Leptospirosis, or lepto as it is commonly called, is a zoonosis – i.e. a disease of animals that can be transferred to humans
The disease in cattle
Cattle and other livestock can be carriers of their own lepto serovar without showing any symptoms but all serovars can cause disease in humans. In dairy cattle lepto infection may cause abortion storms, redwater, a drop in production, rarely mastitis and in calves it can be fatal.
The disease in humans
There are a wide range of symptoms of lepto in humans ranging from mild flu-like symptoms through to meningitis and death. Other symptoms include severe headaches, fever, muscle pain, jaundice (from liver damage), photosensitivity, nausea and vomiting. Lepto can damage the kidneys and liver and patients often require hospitalisation. There have been some deaths.
Apart from the long-term health implications for the individual, the farm owner/employer may also face prosecution if they have failed to take all reasonable measures to protect their staff.
The epidemiology of lepto
Lepto is a bacterium. It can survive in water and soil for long periods in the right conditions (moist and out of sunlight). Animals infected with lepto will shed it in their urine. Humans can become infected through the membranes in their mouth, nose and eyes and through cuts in the skin. A vaccination programme is a really important part of preventing human and stock infection but staff education on the disease and the hygiene measures they can take to protect themselves is also vital.
All classes of stock need to be included in the vaccination programme.
Many years ago, Massey did a study where 30 herds in the Manawatu, who were vaccinating for lepto, had samples collected from multiple cows and those samples were checked for lepto. They found one or more cows shedding lepto in 10 of the 30 herds. That means in 10 of those herds that they felt were fully protected their staff were exposed to lepto when they came to work. Does this mean that lepto vaccination is a waste of time? No, because without it, we’d have the equivalent of the pre-vaccination days – probably closer to 25 or 30 out of 30 herds infected. A properly planned and executed lepto vaccination program will take the risk down but it never goes away fully.
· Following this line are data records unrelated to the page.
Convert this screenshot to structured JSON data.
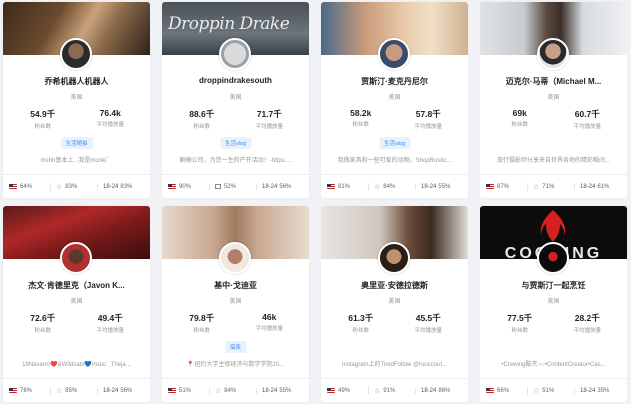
{
  "cards": [
    {
      "name": "乔希机器人机器人",
      "region": "美国",
      "fans": "54.9千",
      "fans_label": "粉丝数",
      "views": "76.4k",
      "views_label": "平均播放量",
      "tag": "生活随拍",
      "desc": "mshh基本上...我是monki゛",
      "country_pct": "64%",
      "star_pct": "83%",
      "age": "18-24",
      "age_pct": "83%"
    },
    {
      "name": "droppindrakesouth",
      "region": "美国",
      "fans": "88.6千",
      "fans_label": "粉丝数",
      "views": "71.7千",
      "views_label": "平均播放量",
      "tag": "生活vlog",
      "desc": "酮确公司，为您一生的产开活动！-https:...",
      "country_pct": "90%",
      "star_pct": "52%",
      "age": "18-24",
      "age_pct": "56%"
    },
    {
      "name": "贾斯汀·麦克丹尼尔",
      "region": "美国",
      "fans": "58.2k",
      "fans_label": "粉丝数",
      "views": "57.8千",
      "views_label": "平均播放量",
      "tag": "生活vlog",
      "desc": "我做家具和一些可爱的动物。ShopRustic...",
      "country_pct": "81%",
      "star_pct": "84%",
      "age": "18-24",
      "age_pct": "55%"
    },
    {
      "name": "迈克尔·马蒂（Michael M...",
      "region": "美国",
      "fans": "69k",
      "fans_label": "粉丝数",
      "views": "60.7千",
      "views_label": "平均播放量",
      "tag": "",
      "desc": "旅行摄影师分享来自世界各地的精彩瞬间...",
      "country_pct": "87%",
      "star_pct": "71%",
      "age": "18-24",
      "age_pct": "61%"
    },
    {
      "name": "杰文·肯德里克（Javon K...",
      "region": "美国",
      "fans": "72.6千",
      "fans_label": "粉丝数",
      "views": "49.4千",
      "views_label": "平均播放量",
      "tag": "",
      "desc": "19Navarro❤️&Wildcats💙Insta：Theja...",
      "country_pct": "76%",
      "star_pct": "85%",
      "age": "18-24",
      "age_pct": "56%"
    },
    {
      "name": "基中·戈迪亚",
      "region": "美国",
      "fans": "79.8千",
      "fans_label": "粉丝数",
      "views": "46k",
      "views_label": "平均播放量",
      "tag": "搞笑",
      "desc": "📍纽约大学主修经济与数学学院20...",
      "country_pct": "51%",
      "star_pct": "84%",
      "age": "18-24",
      "age_pct": "55%"
    },
    {
      "name": "奥里亚·安德拉德斯",
      "region": "美国",
      "fans": "61.3千",
      "fans_label": "粉丝数",
      "views": "45.5千",
      "views_label": "平均播放量",
      "tag": "",
      "desc": "Instagram上的TiredFollow @ruuccout...",
      "country_pct": "49%",
      "star_pct": "91%",
      "age": "18-24",
      "age_pct": "86%"
    },
    {
      "name": "与贾斯汀一起烹饪",
      "region": "美国",
      "fans": "77.5千",
      "fans_label": "粉丝数",
      "views": "28.2千",
      "views_label": "平均播放量",
      "tag": "",
      "desc": "•Crewing酷烹○○•ContentCreator•Cas...",
      "country_pct": "66%",
      "star_pct": "51%",
      "age": "18-24",
      "age_pct": "35%"
    }
  ],
  "icons": {
    "country": "us-flag-icon",
    "gender": "star-icon",
    "age": "age-icon"
  }
}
And that’s why lepto vaccination, whilst an important part, is never the whole part of a lepto risk management program. We need to lay down multiple barriers to people becoming infected. We need to think of every cow as infected and stop her urine from getting onto our bodies and those of susceptible animals. This involves training staff, management of effluent and making sure they have the tools, like PPE and first aid kits, to protect themselves.
Vets spend hours crafting lepto management plans with our clients each year. They could take the form of a Leptosure consult, as a program devised by the clinic, or as a bespoke plan made for an individual farm. One drawback is that you won’t have any way to gauge whether your plan is working – until it’s too late – because our only feedback that it is not working is that someone has got sick (and even then, there’s the chance you tried your best). The good thing is that most of the facts about transmission of the disease are old, so the vet can use their knowledge and wisdom to advise what is appropriate – and sign to say they said so. That should cover you in the case of Worksafe coming knocking.
In a world where there is a lot of paperwork it would be easy to discount a lepto management plan as just another red tape exercise. But it’s also a world where staff are in short supply, so we have got to prioritise keeping them healthy and safe. If you’ve got any concerns talk to your vet now about lepto management on your farm.